Leaving Saudi Arabia does not mean that U.S. forces in the Persian Gulf region will decline. The Iraq war was directed largely from U.S. Central Command headquarters, which had been established in Qatar. U.S. forces also used expanded bases and runways in Oman, Kuwait and the United Arab Emirates. A sizable U.S. force is expected to remain there while efforts to return order and establish a functioning government in Iraq are under way.
Army Chief of Staff Eric Shinseki has predicted that up to "several hundred thousand" U.S. troops may be needed to enforce the peace in postwar Iraq, though Rumsfeld's office has said that figure is high. More than 250,000 U.S. military personnel were in the region during the war, though many of those troops have begun to return home.

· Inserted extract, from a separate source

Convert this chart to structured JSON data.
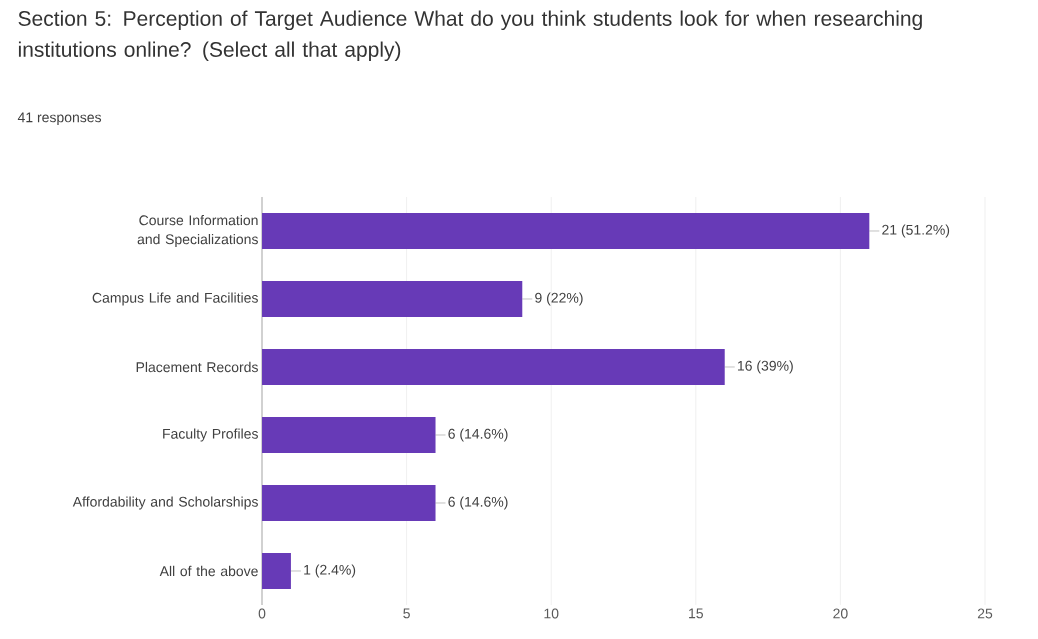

The U.S. is likely to keep using Iraqi air bases, analysts suggest, and those may be vital if the Bush administration intends to keep pressure on states that it has accused of supporting terrorism and that may now pose the next threat to U.S. interests in the region.

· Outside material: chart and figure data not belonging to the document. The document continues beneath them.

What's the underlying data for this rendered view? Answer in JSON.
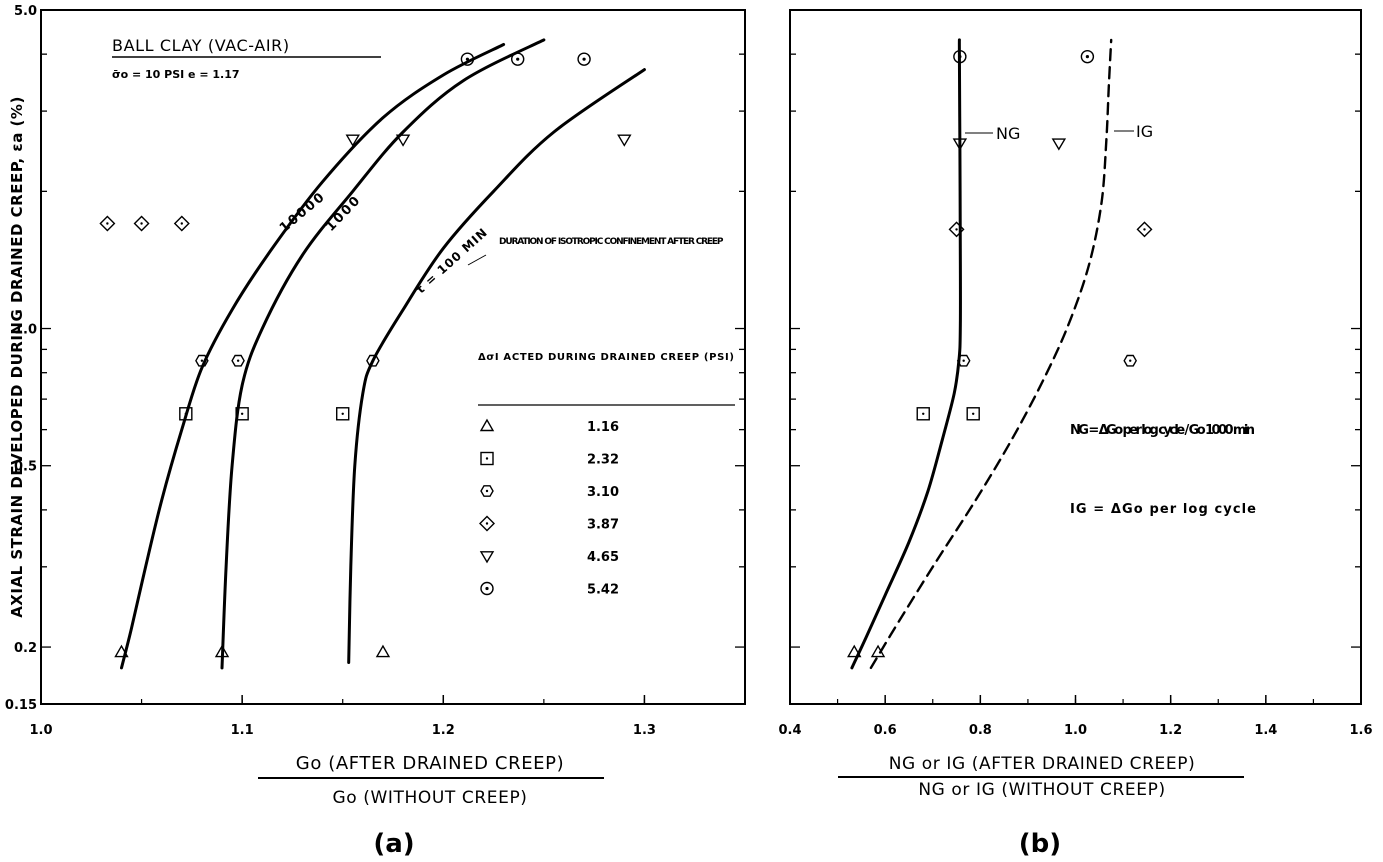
{
  "figure": {
    "ylabel": "AXIAL STRAIN DEVELOPED DURING DRAINED CREEP, εa (%)",
    "panel_a_label": "(a)",
    "panel_b_label": "(b)"
  },
  "chart_data": [
    {
      "type": "line",
      "panel": "(a)",
      "title": "BALL CLAY (VAC-AIR)",
      "subtitle": "σ̄o = 10 PSI     e = 1.17",
      "xlabel_top": "Go (AFTER DRAINED CREEP)",
      "xlabel_bottom": "Go (WITHOUT CREEP)",
      "xlim": [
        1.0,
        1.35
      ],
      "ylim": [
        0.15,
        5.0
      ],
      "yscale": "log",
      "xticks": [
        "1.0",
        "1.1",
        "1.2",
        "1.3"
      ],
      "yticks": [
        "0.15",
        "0.2",
        "0.5",
        "1.0",
        "5.0"
      ],
      "curve_annotation": "DURATION OF ISOTROPIC CONFINEMENT AFTER CREEP",
      "legend_title": "ΔσI ACTED DURING DRAINED CREEP (PSI)",
      "legend_placement": "lower-right",
      "legend": [
        {
          "marker": "triangle",
          "symbol": "△",
          "value": "1.16"
        },
        {
          "marker": "square",
          "symbol": "⊡",
          "value": "2.32"
        },
        {
          "marker": "hexagon",
          "symbol": "⬡",
          "value": "3.10"
        },
        {
          "marker": "diamond",
          "symbol": "◇",
          "value": "3.87"
        },
        {
          "marker": "triangle-down",
          "symbol": "▽",
          "value": "4.65"
        },
        {
          "marker": "circle",
          "symbol": "⊙",
          "value": "5.42"
        }
      ],
      "series": [
        {
          "name": "10000",
          "points": [
            [
              1.04,
              0.18
            ],
            [
              1.045,
              0.22
            ],
            [
              1.052,
              0.3
            ],
            [
              1.06,
              0.42
            ],
            [
              1.07,
              0.6
            ],
            [
              1.08,
              0.82
            ],
            [
              1.095,
              1.1
            ],
            [
              1.115,
              1.5
            ],
            [
              1.14,
              2.1
            ],
            [
              1.17,
              2.9
            ],
            [
              1.2,
              3.6
            ],
            [
              1.23,
              4.2
            ]
          ]
        },
        {
          "name": "1000",
          "points": [
            [
              1.09,
              0.18
            ],
            [
              1.092,
              0.3
            ],
            [
              1.095,
              0.5
            ],
            [
              1.1,
              0.75
            ],
            [
              1.11,
              1.0
            ],
            [
              1.13,
              1.45
            ],
            [
              1.155,
              2.0
            ],
            [
              1.18,
              2.7
            ],
            [
              1.21,
              3.5
            ],
            [
              1.25,
              4.3
            ]
          ]
        },
        {
          "name": "t = 100 MIN",
          "points": [
            [
              1.153,
              0.185
            ],
            [
              1.154,
              0.3
            ],
            [
              1.156,
              0.5
            ],
            [
              1.16,
              0.72
            ],
            [
              1.165,
              0.85
            ],
            [
              1.18,
              1.1
            ],
            [
              1.2,
              1.5
            ],
            [
              1.225,
              2.0
            ],
            [
              1.255,
              2.7
            ],
            [
              1.3,
              3.7
            ]
          ]
        }
      ],
      "markers": [
        {
          "marker": "triangle",
          "x": 1.04,
          "y": 0.195
        },
        {
          "marker": "triangle",
          "x": 1.09,
          "y": 0.195
        },
        {
          "marker": "triangle",
          "x": 1.17,
          "y": 0.195
        },
        {
          "marker": "square",
          "x": 1.072,
          "y": 0.65
        },
        {
          "marker": "square",
          "x": 1.1,
          "y": 0.65
        },
        {
          "marker": "square",
          "x": 1.15,
          "y": 0.65
        },
        {
          "marker": "hexagon",
          "x": 1.08,
          "y": 0.85
        },
        {
          "marker": "hexagon",
          "x": 1.098,
          "y": 0.85
        },
        {
          "marker": "hexagon",
          "x": 1.165,
          "y": 0.85
        },
        {
          "marker": "diamond",
          "x": 1.033,
          "y": 1.7
        },
        {
          "marker": "diamond",
          "x": 1.05,
          "y": 1.7
        },
        {
          "marker": "diamond",
          "x": 1.07,
          "y": 1.7
        },
        {
          "marker": "triangle-down",
          "x": 1.155,
          "y": 2.6
        },
        {
          "marker": "triangle-down",
          "x": 1.18,
          "y": 2.6
        },
        {
          "marker": "triangle-down",
          "x": 1.29,
          "y": 2.6
        },
        {
          "marker": "circle",
          "x": 1.212,
          "y": 3.9
        },
        {
          "marker": "circle",
          "x": 1.237,
          "y": 3.9
        },
        {
          "marker": "circle",
          "x": 1.27,
          "y": 3.9
        }
      ]
    },
    {
      "type": "line",
      "panel": "(b)",
      "xlabel_top": "NG or IG (AFTER DRAINED CREEP)",
      "xlabel_bottom": "NG or IG (WITHOUT CREEP)",
      "xlim": [
        0.4,
        1.6
      ],
      "ylim": [
        0.15,
        5.0
      ],
      "yscale": "log",
      "xticks": [
        "0.4",
        "0.6",
        "0.8",
        "1.0",
        "1.2",
        "1.4",
        "1.6"
      ],
      "equation_ng": "NG = ΔGo per log cycle / Go 1000 min",
      "equation_ig": "IG = ΔGo per log cycle",
      "series": [
        {
          "name": "NG",
          "style": "solid",
          "points": [
            [
              0.53,
              0.18
            ],
            [
              0.56,
              0.21
            ],
            [
              0.6,
              0.26
            ],
            [
              0.65,
              0.34
            ],
            [
              0.69,
              0.44
            ],
            [
              0.72,
              0.57
            ],
            [
              0.745,
              0.72
            ],
            [
              0.755,
              0.85
            ],
            [
              0.758,
              1.0
            ],
            [
              0.758,
              1.5
            ],
            [
              0.757,
              2.5
            ],
            [
              0.756,
              4.0
            ],
            [
              0.756,
              4.3
            ]
          ]
        },
        {
          "name": "IG",
          "style": "dashed",
          "points": [
            [
              0.57,
              0.18
            ],
            [
              0.62,
              0.22
            ],
            [
              0.7,
              0.3
            ],
            [
              0.79,
              0.42
            ],
            [
              0.87,
              0.58
            ],
            [
              0.94,
              0.8
            ],
            [
              0.99,
              1.05
            ],
            [
              1.03,
              1.4
            ],
            [
              1.055,
              1.9
            ],
            [
              1.065,
              2.6
            ],
            [
              1.07,
              3.4
            ],
            [
              1.075,
              4.3
            ]
          ]
        }
      ],
      "markers": [
        {
          "marker": "triangle",
          "x": 0.535,
          "y": 0.195
        },
        {
          "marker": "triangle",
          "x": 0.585,
          "y": 0.195
        },
        {
          "marker": "square",
          "x": 0.68,
          "y": 0.65
        },
        {
          "marker": "square",
          "x": 0.785,
          "y": 0.65
        },
        {
          "marker": "hexagon",
          "x": 0.765,
          "y": 0.85
        },
        {
          "marker": "hexagon",
          "x": 1.115,
          "y": 0.85
        },
        {
          "marker": "diamond",
          "x": 0.75,
          "y": 1.65
        },
        {
          "marker": "diamond",
          "x": 1.145,
          "y": 1.65
        },
        {
          "marker": "triangle-down",
          "x": 0.757,
          "y": 2.55
        },
        {
          "marker": "triangle-down",
          "x": 0.965,
          "y": 2.55
        },
        {
          "marker": "circle",
          "x": 0.757,
          "y": 3.95
        },
        {
          "marker": "circle",
          "x": 1.025,
          "y": 3.95
        }
      ]
    }
  ]
}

"If you're thinking about blowing up Syria or Iran, all those Iraqi bases are going to be far more useful than a base in Saudi Arabia would have been," said John Pike, director of Globalsecurity.org. "I think the governments of Iran and Syria are going to be very nervous with a large American military presence on their borders."

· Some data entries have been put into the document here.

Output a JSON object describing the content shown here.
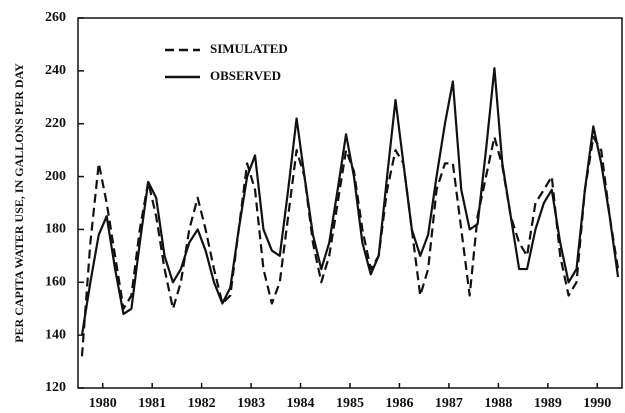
{
  "chart_data": {
    "type": "line",
    "y_label": "PER CAPITA WATER USE, IN GALLONS PER DAY",
    "x": [
      1980.08,
      1980.25,
      1980.42,
      1980.58,
      1980.75,
      1980.92,
      1981.08,
      1981.25,
      1981.42,
      1981.58,
      1981.75,
      1981.92,
      1982.08,
      1982.25,
      1982.42,
      1982.58,
      1982.75,
      1982.92,
      1983.08,
      1983.25,
      1983.42,
      1983.58,
      1983.75,
      1983.92,
      1984.08,
      1984.25,
      1984.42,
      1984.58,
      1984.75,
      1984.92,
      1985.08,
      1985.25,
      1985.42,
      1985.58,
      1985.75,
      1985.92,
      1986.08,
      1986.25,
      1986.42,
      1986.58,
      1986.75,
      1986.92,
      1987.08,
      1987.25,
      1987.42,
      1987.58,
      1987.75,
      1987.92,
      1988.08,
      1988.25,
      1988.42,
      1988.58,
      1988.75,
      1988.92,
      1989.08,
      1989.25,
      1989.42,
      1989.58,
      1989.75,
      1989.92,
      1990.08,
      1990.25,
      1990.42,
      1990.58,
      1990.75,
      1990.92
    ],
    "series": [
      {
        "name": "SIMULATED",
        "color": "#111111",
        "dashed": true,
        "values": [
          132,
          175,
          205,
          190,
          170,
          150,
          155,
          180,
          198,
          185,
          165,
          150,
          160,
          180,
          192,
          180,
          165,
          152,
          155,
          180,
          205,
          195,
          165,
          152,
          160,
          185,
          210,
          200,
          175,
          160,
          170,
          190,
          210,
          202,
          180,
          165,
          170,
          195,
          210,
          205,
          180,
          155,
          165,
          195,
          205,
          205,
          180,
          155,
          185,
          200,
          215,
          204,
          185,
          175,
          170,
          190,
          195,
          200,
          170,
          155,
          160,
          195,
          215,
          210,
          185,
          165
        ]
      },
      {
        "name": "OBSERVED",
        "color": "#111111",
        "dashed": false,
        "values": [
          140,
          160,
          178,
          185,
          165,
          148,
          150,
          175,
          198,
          192,
          170,
          160,
          165,
          175,
          180,
          172,
          160,
          152,
          158,
          180,
          200,
          208,
          180,
          172,
          170,
          195,
          222,
          200,
          178,
          165,
          175,
          195,
          216,
          200,
          175,
          163,
          170,
          200,
          229,
          205,
          180,
          170,
          178,
          200,
          220,
          236,
          195,
          180,
          182,
          210,
          241,
          205,
          185,
          165,
          165,
          180,
          190,
          195,
          175,
          160,
          165,
          195,
          219,
          205,
          185,
          162
        ]
      }
    ],
    "xlim": [
      1980,
      1991
    ],
    "xticks": [
      {
        "value": 1980.5,
        "label": "1980"
      },
      {
        "value": 1981.5,
        "label": "1981"
      },
      {
        "value": 1982.5,
        "label": "1982"
      },
      {
        "value": 1983.5,
        "label": "1983"
      },
      {
        "value": 1984.5,
        "label": "1984"
      },
      {
        "value": 1985.5,
        "label": "1985"
      },
      {
        "value": 1986.5,
        "label": "1986"
      },
      {
        "value": 1987.5,
        "label": "1987"
      },
      {
        "value": 1988.5,
        "label": "1988"
      },
      {
        "value": 1989.5,
        "label": "1989"
      },
      {
        "value": 1990.5,
        "label": "1990"
      }
    ],
    "ylim": [
      120,
      260
    ],
    "yticks": [
      120,
      140,
      160,
      180,
      200,
      220,
      240,
      260
    ]
  }
}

Yeah, I bet the government of Iran is really sweating this out. You know, given the military cooperation agreement they've made with Iraq. Incidentally, that's something about which I can say "I told you so" to a Republican, and not even feel guilty about it. It's no surprise that a country with a Shiite majority would decide to work hand-in-hand with the Shiite country right next door.
So, back to my original topic, isn't it odd how we claim to be fighting terrorism, but our government keeps giving the terrorists what they want? Even when we kill them, we're making instant martyrs and the ones that survive believe the ones that die have died a noble death and are enjoying Paradise.